Still Presidential: Former Presidents at Columbia

Columbia has hosted future Presidents and sitting Presidents. Here, we focus on a few other former Presidents who came to the University. Can you guess which former president served as a featured speaker at an engineering school fundraiser, as a guest lecturer at the 50th anniversary of the Brown v. Board of Education desegregation case, and who sat in an undergraduate class on the American Presidency?

Former President Herbert Hoover shakes hands with Columbia University President Grayson Kirk, 1951. Scan 4802, Historic Photograph Collection, University Archives.

Former President of the United States Herbert Hoover was the guest speaker at fundraising dinner for the Columbia University Engineering Center Development Fund in November 7, 1951. This was not his first visit to Columbia. Hoover received an honorary degree in 1920 for his work as a federal food administrator and Chair of the Commission of Relief in Belgium CRB, which arranged to supply food to German-occupied Belgium during WWI. A former student of geology at Stanford and a mining engineer, Hoover had also once given lectures as a “non-resident engineering professor” at Columbia. In his 1951 speech in at the engineering fundraiser, he recalled that the lectures “had all the wit of calculus, the humor of a trilobite and the joyousness of thermo-dynamics.” His remarks on the engineering profession were widely broadcasted (see the numerous microphones), including via the campus radio station WKCR. The Trustees later printed his remarks simply titled, “Engineers,” available at the University Archives, call number CK H769. 

 

Former President Gerald Ford sits in on Professor Henry Graff’s American Presidency class, 1989. Scan 4814. Photo by Joe Pineiro. Office of Public Affairs Photographs, University Archives.

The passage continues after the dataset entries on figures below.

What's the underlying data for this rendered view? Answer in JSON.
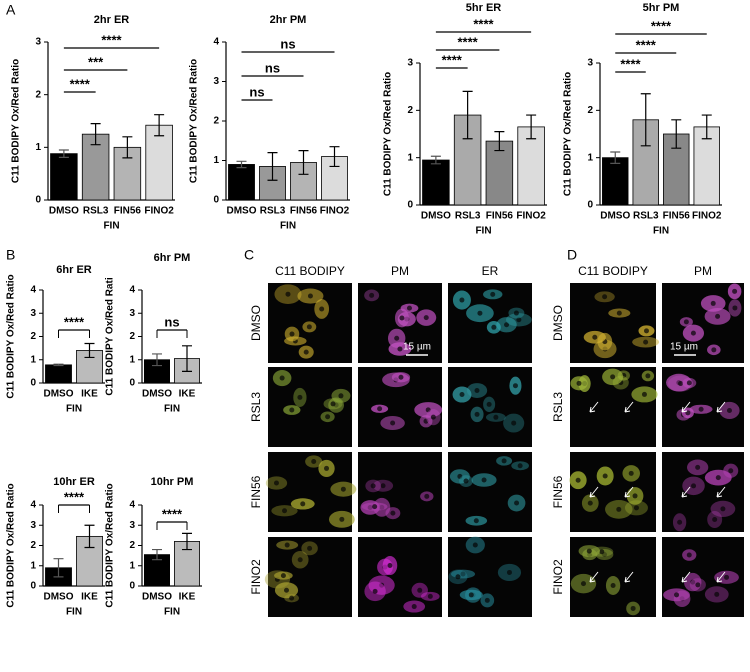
{
  "panel_labels": [
    "A",
    "B",
    "C",
    "D"
  ],
  "chart_data": [
    {
      "type": "bar",
      "title": "2hr ER",
      "y_label": "C11 BODIPY Ox/Red Ratio",
      "x_label": "FIN",
      "categories": [
        "DMSO",
        "RSL3",
        "FIN56",
        "FINO2"
      ],
      "values": [
        0.88,
        1.25,
        1.0,
        1.42
      ],
      "errors": [
        0.07,
        0.2,
        0.2,
        0.2
      ],
      "colors": [
        "#000000",
        "#999999",
        "#b4b4b4",
        "#dcdcdc"
      ],
      "ylim": [
        0,
        3
      ],
      "yticks": [
        0,
        1,
        2,
        3
      ],
      "significance": [
        "****",
        "***",
        "****"
      ]
    },
    {
      "type": "bar",
      "title": "2hr PM",
      "y_label": "C11 BODIPY Ox/Red Ratio",
      "x_label": "FIN",
      "categories": [
        "DMSO",
        "RSL3",
        "FIN56",
        "FINO2"
      ],
      "values": [
        0.9,
        0.85,
        0.95,
        1.1
      ],
      "errors": [
        0.08,
        0.35,
        0.3,
        0.25
      ],
      "colors": [
        "#000000",
        "#999999",
        "#b4b4b4",
        "#dcdcdc"
      ],
      "ylim": [
        0,
        4
      ],
      "yticks": [
        0,
        1,
        2,
        3,
        4
      ],
      "significance": [
        "ns",
        "ns",
        "ns"
      ]
    },
    {
      "type": "bar",
      "title": "5hr ER",
      "y_label": "C11 BODIPY Ox/Red Ratio",
      "x_label": "FIN",
      "categories": [
        "DMSO",
        "RSL3",
        "FIN56",
        "FINO2"
      ],
      "values": [
        0.95,
        1.9,
        1.35,
        1.65
      ],
      "errors": [
        0.08,
        0.5,
        0.2,
        0.25
      ],
      "colors": [
        "#000000",
        "#aaaaaa",
        "#888888",
        "#dcdcdc"
      ],
      "ylim": [
        0,
        3
      ],
      "yticks": [
        0,
        1,
        2,
        3
      ],
      "significance": [
        "****",
        "****",
        "****"
      ]
    },
    {
      "type": "bar",
      "title": "5hr PM",
      "y_label": "C11 BODIPY Ox/Red Ratio",
      "x_label": "FIN",
      "categories": [
        "DMSO",
        "RSL3",
        "FIN56",
        "FINO2"
      ],
      "values": [
        1.0,
        1.8,
        1.5,
        1.65
      ],
      "errors": [
        0.12,
        0.55,
        0.3,
        0.25
      ],
      "colors": [
        "#000000",
        "#aaaaaa",
        "#888888",
        "#dcdcdc"
      ],
      "ylim": [
        0,
        3
      ],
      "yticks": [
        0,
        1,
        2,
        3
      ],
      "significance": [
        "****",
        "****",
        "****"
      ]
    },
    {
      "type": "bar",
      "title": "6hr ER",
      "y_label": "C11 BODIPY Ox/Red Ratio",
      "x_label": "FIN",
      "categories": [
        "DMSO",
        "IKE"
      ],
      "values": [
        0.78,
        1.4
      ],
      "errors": [
        0.03,
        0.3
      ],
      "colors": [
        "#000000",
        "#bbbbbb"
      ],
      "ylim": [
        0,
        4
      ],
      "yticks": [
        0,
        1,
        2,
        3,
        4
      ],
      "significance": [
        "****"
      ]
    },
    {
      "type": "bar",
      "title": "6hr PM",
      "y_label": "C11 BODIPY Ox/Red Rati",
      "x_label": "FIN",
      "categories": [
        "DMSO",
        "IKE"
      ],
      "values": [
        1.0,
        1.05
      ],
      "errors": [
        0.25,
        0.55
      ],
      "colors": [
        "#000000",
        "#bbbbbb"
      ],
      "ylim": [
        0,
        4
      ],
      "yticks": [
        0,
        1,
        2,
        3,
        4
      ],
      "significance": [
        "ns"
      ]
    },
    {
      "type": "bar",
      "title": "10hr ER",
      "y_label": "C11 BODIPY Ox/Red Ratio",
      "x_label": "FIN",
      "categories": [
        "DMSO",
        "IKE"
      ],
      "values": [
        0.9,
        2.45
      ],
      "errors": [
        0.45,
        0.55
      ],
      "colors": [
        "#000000",
        "#bbbbbb"
      ],
      "ylim": [
        0,
        4
      ],
      "yticks": [
        0,
        1,
        2,
        3,
        4
      ],
      "significance": [
        "****"
      ]
    },
    {
      "type": "bar",
      "title": "10hr PM",
      "y_label": "C11 BODIPY Ox/Red Ratio",
      "x_label": "FIN",
      "categories": [
        "DMSO",
        "IKE"
      ],
      "values": [
        1.55,
        2.2
      ],
      "errors": [
        0.25,
        0.4
      ],
      "colors": [
        "#000000",
        "#bbbbbb"
      ],
      "ylim": [
        0,
        4
      ],
      "yticks": [
        0,
        1,
        2,
        3,
        4
      ],
      "significance": [
        "****"
      ]
    }
  ],
  "microscopy": {
    "C": {
      "columns": [
        "C11 BODIPY",
        "PM",
        "ER"
      ],
      "rows": [
        "DMSO",
        "RSL3",
        "FIN56",
        "FINO2"
      ],
      "scale_bar": "15 µm"
    },
    "D": {
      "columns": [
        "C11 BODIPY",
        "PM"
      ],
      "rows": [
        "DMSO",
        "RSL3",
        "FIN56",
        "FINO2"
      ],
      "scale_bar": "15 µm"
    }
  }
}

On January 24, 1989, former President Gerald R. Ford met with the 12 students in history professor Henry Graff’ “Seminar on the Presidency,” one of the most popular classes on campus. Prof. Graff knew that Ford came to New York every month because he was on the board of the American Express Corporation. A noted scholar of the presidency, Graff was able to persuade Ford to visit the seminar. Ford spent more than an hour in conversation with the students. Not only did Ford address the pardon of President Nixon, but he also tackled another campus rumor: was it true that he had turned down the job to coach Columbia football? Ford, a former assistant football coach at Yale, set the record straight: he was never offered the job. Ford was not the first President to visit Graff’s seminar; former President Harry S. Truman had also visited in 1959.

 

Former President William J. Clinton (left) and Columbia University President Lee C. Bollinger (right) at the Brown vs. Board of Education Lecture, 2004. Image ph12. Photo by Eileen Barroso. Office of Public Affairs Photograph Collection, University Archives.

On February 10, 2004, close to 500 people filled the Low Library Rotunda to hear former President Bill Clinton deliver an address commemorating the 50th anniversary of the Brown v. Board of Education desegregation case. This speech, his first time speaking at Columbia, was part of the Law School’s year-long celebration of the landmark case and part of a series cosponsored by Columbia and the NAACP Legal Defense and Educational Fund (LDF). Clinton was joined by University President Lee Bollinger, also a constitutional scholar, in discussing the landmark ruling that barred state-imposed racial segregation in schools.